Imagine a future where cancer surgeries are so precise that patients rarely need follow-up operations. That future might be closer than you think. The cornerstone of cancer treatment is surgical removal of tumors, but ensuring all cancerous tissue is gone while preserving healthy tissue is a delicate balance. Surgeons currently rely on pre-surgery imaging and post-surgery pathology, a process that can lead to repeat surgeries for up to one-third of breast cancer patients. But here's where it gets groundbreaking: Caltech's Lihong Wang has developed a revolutionary technique called ultraviolet photoacoustic microscopy (UV-PAM) that could change the game entirely.

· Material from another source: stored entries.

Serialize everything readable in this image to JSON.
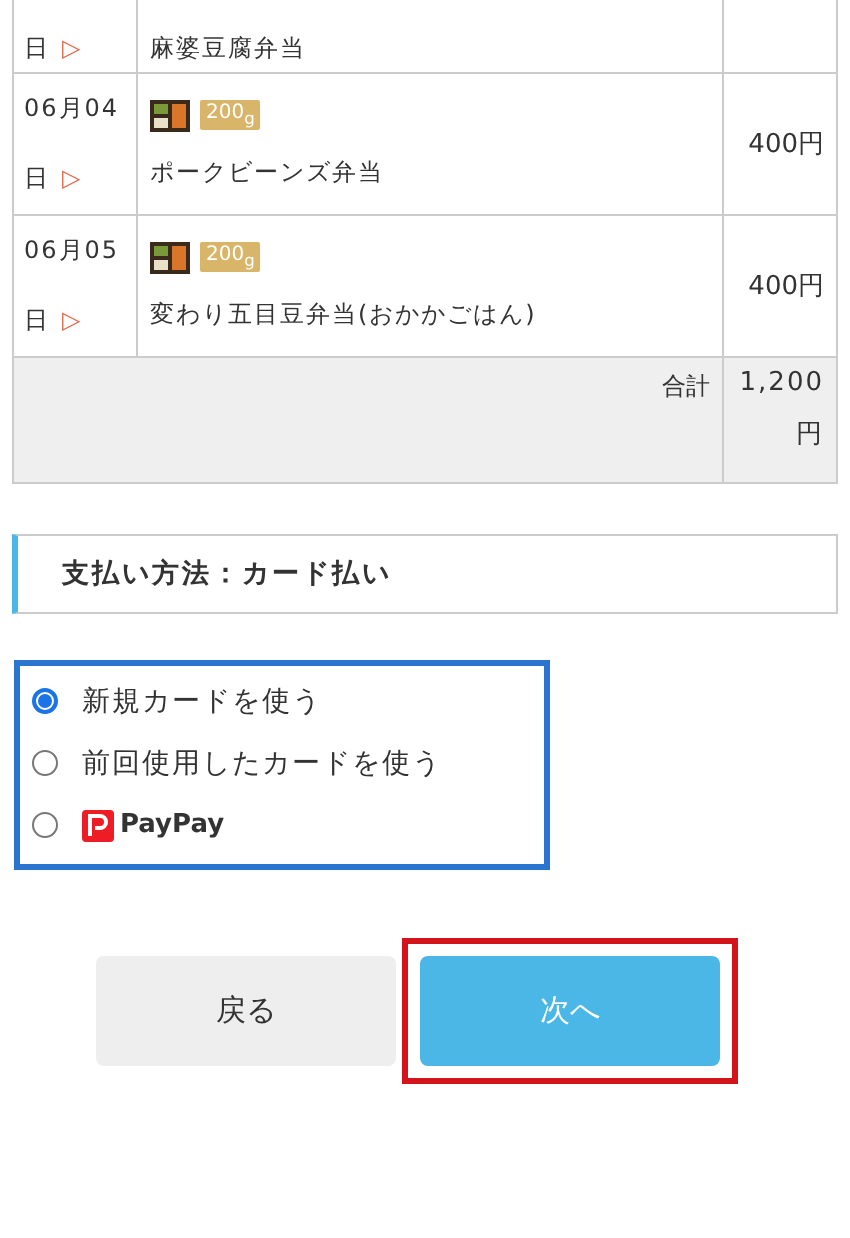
{
  "order_table": {
    "rows": [
      {
        "day": "日",
        "arrow": "▷",
        "name": "麻婆豆腐弁当"
      },
      {
        "date": "06月04",
        "day": "日",
        "arrow": "▷",
        "name": "ポークビーンズ弁当",
        "weight": "200$_{g}$",
        "price": "400円"
      },
      {
        "date": "06月05",
        "day": "日",
        "arrow": "▷",
        "name": "変わり五目豆弁当(おかかごはん)",
        "weight": "200$_{g}$",
        "price": "400円"
      }
    ],
    "total_label": "合計",
    "total": "1,200円"
  },
  "payment": {
    "heading": "支払い方法：カード払い",
    "options": [
      {
        "kind": "text",
        "label": "新規カードを使う",
        "selected": true
      },
      {
        "kind": "text",
        "label": "前回使用したカードを使う",
        "selected": false
      },
      {
        "kind": "paypay",
        "label": "PayPay",
        "selected": false
      }
    ]
  },
  "buttons": [
    {
      "label": "戻る",
      "kind": "secondary"
    },
    {
      "label": "次へ",
      "kind": "primary"
    }
  ]
}
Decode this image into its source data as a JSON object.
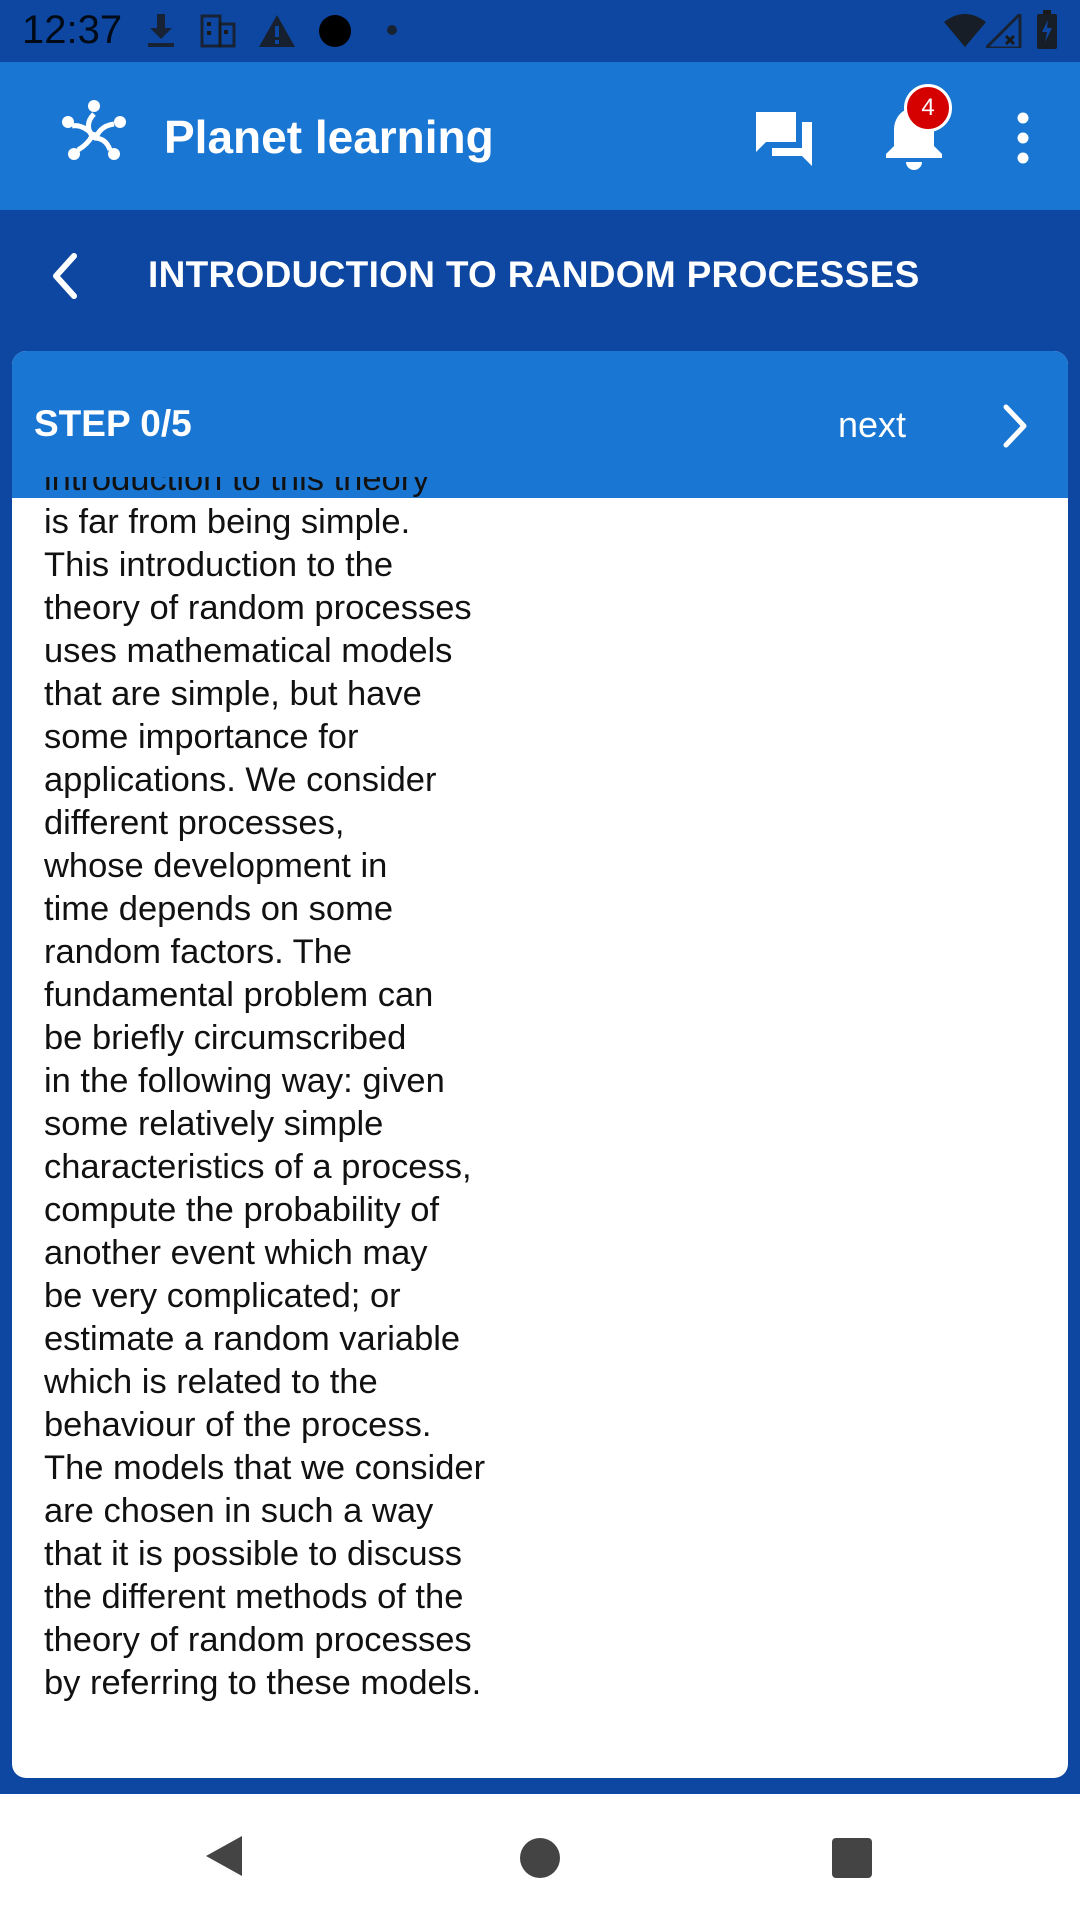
{
  "status_bar": {
    "time": "12:37",
    "icons": [
      "download-icon",
      "building-icon",
      "warning-icon",
      "circle-icon",
      "dot-icon",
      "wifi-icon",
      "signal-icon",
      "battery-icon"
    ]
  },
  "app_bar": {
    "title": "Planet learning",
    "notification_count": "4",
    "icons": [
      "logo-icon",
      "chat-icon",
      "bell-icon",
      "more-vert-icon"
    ]
  },
  "header": {
    "title": "INTRODUCTION TO RANDOM PROCESSES"
  },
  "step": {
    "label": "STEP 0/5",
    "next_label": "next",
    "partial_first_line": "introduction to this theory",
    "lines": [
      "is far from being simple.",
      "This introduction to the",
      "theory of random processes",
      "uses mathematical models",
      "that are simple, but have",
      "some importance for",
      "applications. We consider",
      "different processes,",
      "whose development in",
      "time depends on some",
      "random factors. The",
      "fundamental problem can",
      "be briefly circumscribed",
      "in the following way: given",
      "some relatively simple",
      "characteristics of a process,",
      "compute the probability of",
      "another event which may",
      "be very complicated; or",
      "estimate a random variable",
      "which is related to the",
      "behaviour of the process.",
      "The models that we consider",
      "are chosen in such a way",
      "that it is possible to discuss",
      "the different methods of the",
      "theory of random processes",
      "by referring to these models."
    ]
  },
  "nav_bar": {
    "icons": [
      "back-triangle-icon",
      "home-circle-icon",
      "recents-square-icon"
    ]
  },
  "colors": {
    "primary": "#1976d2",
    "primary_dark": "#0d47a1",
    "badge": "#d50000"
  }
}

Traditional pathology is a time-consuming process. Tissue samples must be stabilized, sliced, stained, and examined under a microscope—a procedure that can take hours or even days. This delay not only prolongs patient anxiety but also increases the likelihood of additional surgeries if cancer cells are found at the margins of the excised tissue. And this is the part most people miss: the reliance on human pathologists introduces variability, making standardized results challenging to achieve.
Wang’s UV-PAM technique bypasses these limitations entirely. Instead of freezing or chemically fixing tissue, UV-PAM uses a low-energy laser to excite the tissue, leveraging the natural absorption properties of DNA and RNA. This process creates a contrast between cell nuclei and surrounding tissue, eliminating the need for staining. The tissue’s vibration in response to the laser generates ultrasonic waves, producing high-resolution images with precision down to 200–300 nanometers. Artificial intelligence (AI) then enhances these images to mimic traditional hematoxylin and eosin (H&E) staining, ensuring familiarity for pathologists and surgeons.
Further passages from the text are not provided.